Die Kontroversen rund um den israelisch-palästinensischen Konflikt kommen zunehmend in den Gedenkstätten an. Das merke man an Fragen und Kommentaren von Besucherinnen und Besuchern, sagt der Leiter der Stiftung Gedenkstätten Buchenwald und Mittelbau-Dora, Jens Christian Wagner, bei MDR KULTUR. Gleichzeitig würden bestimmte Gruppen versuchen, die Geschichte zu instrumentalisieren.

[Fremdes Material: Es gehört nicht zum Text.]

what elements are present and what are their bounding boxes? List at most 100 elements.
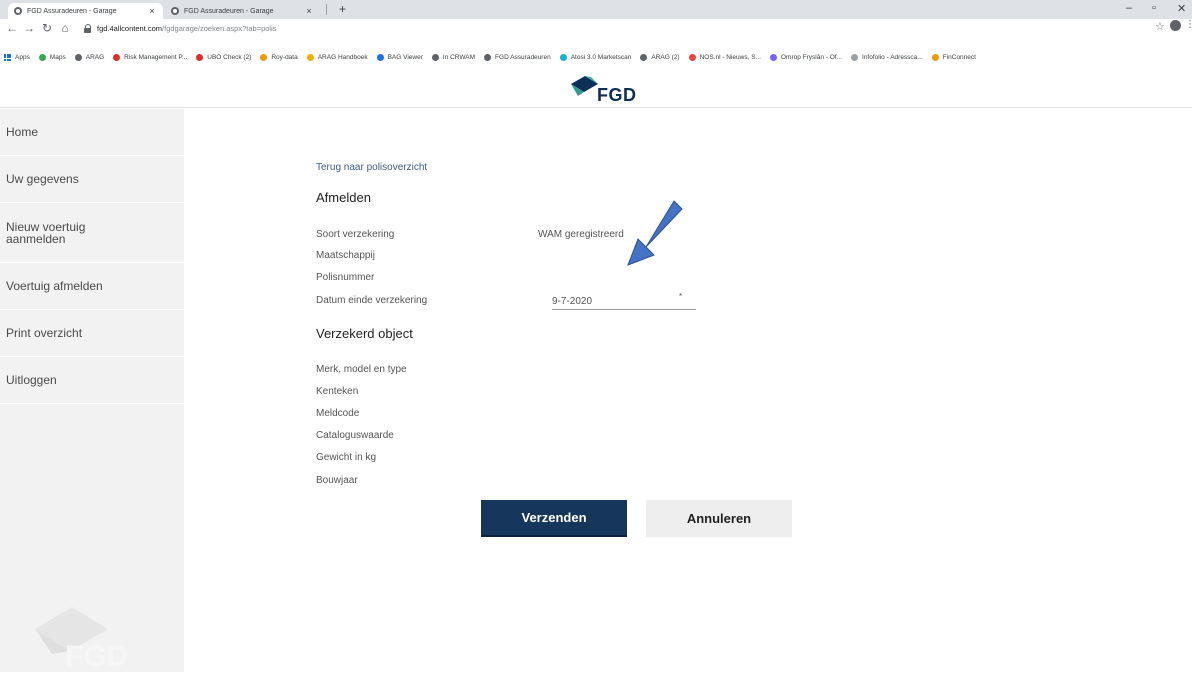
globe-icon: [484, 53, 492, 61]
bookmark-label: BAG Viewer: [387, 53, 423, 61]
close-icon[interactable]: ×: [304, 6, 314, 16]
end-date-label: Datum einde verzekering: [316, 295, 428, 306]
bookmark-label: Risk Management P...: [124, 53, 188, 61]
sidebar-item-nieuw-voertuig[interactable]: Nieuw voertuig aanmelden: [0, 203, 184, 263]
reload-icon[interactable]: ↻: [40, 21, 54, 35]
bookmarks-bar: Apps Maps ARAG Risk Management P... UBO Chec…: [0, 50, 1192, 64]
sidebar-item-label: Home: [6, 125, 39, 139]
bookmark-label: FGD Assuradeuren: [495, 53, 551, 61]
red-triangle-icon: [113, 53, 121, 61]
window-close-icon[interactable]: ✕: [1177, 2, 1186, 15]
sidebar: Home Uw gegevens Nieuw voertuig aanmelde…: [0, 109, 184, 673]
bookmark-label: In CRWAM: [442, 53, 476, 61]
cancel-button[interactable]: Annuleren: [646, 500, 792, 537]
bookmark-item[interactable]: UBO Check (2): [196, 53, 252, 61]
bookmark-item[interactable]: BAG Viewer: [376, 53, 423, 61]
browser-toolbar: ← → ↻ ⌂ fgd.4allcontent.com /fgdgarage/z…: [0, 19, 1192, 50]
forward-arrow-icon[interactable]: →: [22, 21, 36, 35]
home-icon[interactable]: ⌂: [58, 21, 72, 35]
sidebar-item-voertuig-afmelden[interactable]: Voertuig afmelden: [0, 263, 184, 310]
sidebar-watermark-logo: FGD: [30, 604, 140, 673]
bookmark-label: FinConnect: [942, 53, 976, 61]
section-title-afmelden: Afmelden: [316, 190, 371, 205]
tab-title: FGD Assuradeuren - Garage: [27, 7, 117, 15]
infofolio-icon: [851, 53, 859, 61]
submit-button[interactable]: Verzenden: [481, 500, 627, 537]
field-value: WAM geregistreerd: [538, 229, 624, 240]
bookmark-item[interactable]: Atosi 3.0 Marketscan: [559, 53, 632, 61]
field-label: Gewicht in kg: [316, 452, 377, 463]
bookmark-label: ARAG (2): [651, 53, 680, 61]
maps-pin-icon: [38, 53, 46, 61]
sidebar-item-label: Uw gegevens: [6, 172, 79, 186]
bookmark-item[interactable]: Roy-data: [260, 53, 298, 61]
close-icon[interactable]: ×: [147, 6, 157, 16]
section-title-verzekerd-object: Verzekerd object: [316, 326, 413, 341]
field-label: Merk, model en type: [316, 364, 407, 375]
minimize-icon[interactable]: –: [1126, 2, 1132, 14]
nos-icon: [688, 53, 696, 61]
lock-icon: [84, 24, 92, 33]
bookmark-label: UBO Check (2): [207, 53, 252, 61]
back-arrow-icon[interactable]: ←: [5, 21, 19, 35]
profile-avatar-icon[interactable]: [1170, 20, 1181, 31]
finconnect-icon: [931, 53, 939, 61]
bookmark-item[interactable]: ARAG Handboek: [306, 53, 368, 61]
sidebar-item-home[interactable]: Home: [0, 109, 184, 156]
bookmark-label: Maps: [49, 53, 66, 61]
bookmark-item[interactable]: Apps: [4, 53, 30, 61]
bookmark-item[interactable]: FinConnect: [931, 53, 976, 61]
bookmark-item[interactable]: ARAG: [74, 53, 105, 61]
globe-icon: [431, 53, 439, 61]
bookmark-item[interactable]: NOS.nl - Nieuws, S...: [688, 53, 761, 61]
field-label: Polisnummer: [316, 272, 375, 283]
site-header: FGD: [0, 64, 1192, 108]
field-label: Maatschappij: [316, 250, 375, 261]
bookmark-label: Atosi 3.0 Marketscan: [570, 53, 632, 61]
fgd-logo[interactable]: FGD: [569, 72, 649, 105]
url-host: fgd.4allcontent.com: [97, 24, 163, 33]
globe-icon: [171, 7, 179, 15]
sidebar-item-label: Uitloggen: [6, 373, 57, 387]
field-label: Cataloguswaarde: [316, 430, 394, 441]
sidebar-item-uitloggen[interactable]: Uitloggen: [0, 357, 184, 404]
bookmark-label: ARAG: [85, 53, 105, 61]
field-label: Meldcode: [316, 408, 360, 419]
bookmark-item[interactable]: FGD Assuradeuren: [484, 53, 551, 61]
browser-tab-active[interactable]: FGD Assuradeuren - Garage ×: [8, 3, 163, 19]
bookmark-item[interactable]: Omrop Fryslân - Of...: [769, 53, 842, 61]
omrop-icon: [769, 53, 777, 61]
new-tab-plus-icon[interactable]: +: [339, 2, 346, 16]
restore-icon[interactable]: ▫: [1152, 2, 1156, 14]
logo-text: FGD: [597, 85, 637, 105]
more-menu-icon[interactable]: ⋮: [1185, 19, 1192, 30]
globe-icon: [14, 7, 22, 15]
bookmark-item[interactable]: Infofolio - Adressca...: [851, 53, 923, 61]
bag-viewer-icon: [376, 53, 384, 61]
sidebar-item-uw-gegevens[interactable]: Uw gegevens: [0, 156, 184, 203]
field-label: Soort verzekering: [316, 229, 395, 240]
bookmark-item[interactable]: Maps: [38, 53, 66, 61]
back-to-policy-overview-link[interactable]: Terug naar polisoverzicht: [316, 162, 427, 173]
url-path: /fgdgarage/zoeken.aspx?tab=polis: [162, 24, 277, 33]
fgd-logo-mark-icon: [571, 76, 598, 96]
annotation-arrow-icon: [627, 200, 683, 266]
bookmark-label: NOS.nl - Nieuws, S...: [699, 53, 761, 61]
bookmark-star-icon[interactable]: ☆: [1155, 20, 1165, 33]
arag-handboek-icon: [306, 53, 314, 61]
end-date-input[interactable]: [552, 295, 696, 310]
browser-tab[interactable]: FGD Assuradeuren - Garage ×: [165, 3, 320, 19]
field-label: Bouwjaar: [316, 475, 358, 486]
browser-tab-strip: FGD Assuradeuren - Garage × FGD Assurade…: [0, 0, 1192, 19]
web-page: FGD Home Uw gegevens Nieuw voertuig aanm…: [0, 64, 1192, 673]
sidebar-item-label: Nieuw voertuig aanmelden: [6, 219, 86, 246]
address-bar[interactable]: fgd.4allcontent.com /fgdgarage/zoeken.as…: [84, 21, 1154, 36]
tab-title: FGD Assuradeuren - Garage: [184, 7, 274, 15]
bookmark-item[interactable]: In CRWAM: [431, 53, 476, 61]
bookmark-item[interactable]: ARAG (2): [640, 53, 680, 61]
tab-divider: [326, 4, 327, 15]
bookmark-item[interactable]: Risk Management P...: [113, 53, 188, 61]
field-label: Kenteken: [316, 386, 359, 397]
sidebar-item-print-overzicht[interactable]: Print overzicht: [0, 310, 184, 357]
apps-grid-icon: [4, 53, 11, 61]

Instrumentalisierung der Geschichte von beiden Seiten
So habe bei der Gedenkveranstaltung zum 80. Jahrestag der Befreiung des KZ Buchenwald, eine junge Aktivistin aus Spanien am Ende ihrer Rede Israel vorgeworfen, in Palästina einen Völkermord zu begehen. Der Appell sei bei der Veranstaltung deplatziert gewesen, sagt Wagner, weil er "geeignet gewesen ist, die Schoah zu verharmlosen."
Ein anderes Beispiel sei der massive Druck der israelischen Botschaft gewesen, den er, seine Kolleginnen und Kollegen erleben mussten, als es darum ging, die Rede des israelisch-deutschen Philosophen Omri Boehm im Rahmen des Buchenwald-Gedenkens zu verhindern. Man habe ihn "de facto mundtot machen" wollen, so der Historiker Wagner weiter. Beide Beispiele zeigten, wie die Konfliktparteien versuchen, den Gedenkort und die Opfer "für ihre aktuellen politischen Zwecke zu missbrauchen."

Wagner: Kritik am Krieg in Gaza nicht verschweigen
"Mir selbst fehlt die völkerrechtliche Expertise, um das tatsächlich angemessen zu beurteilen, ob im Gazastreifen ein Genozid stattfindet", räumt Wagner ein. Gleichwohl müsse man benennen, dass "israelische Militärs im Gazastreifen Kriegsverbrechen begangen haben und dass das Vorgehen der israelischen Streitkräfte im Gazastreifen vermutlich auch genozidale Züge" trage.
Dies dürfe nicht "aus Gründen falsch verstandener Staatsräson" verschwiegen werden, findet der langjährige Leiter verschiedener Gedenkeinrichtungen. Es komme allerdings sehr stark darauf an, wie die Kritik geäußert werde. "Auf einer Gedenkveranstaltung für die Opfer des KZ Buchenwald ist die Rede über den Genozid im Gazastreifen unangemessen", trotzdem sei es wichtig, aktuelles Unrecht nicht auszuklammern.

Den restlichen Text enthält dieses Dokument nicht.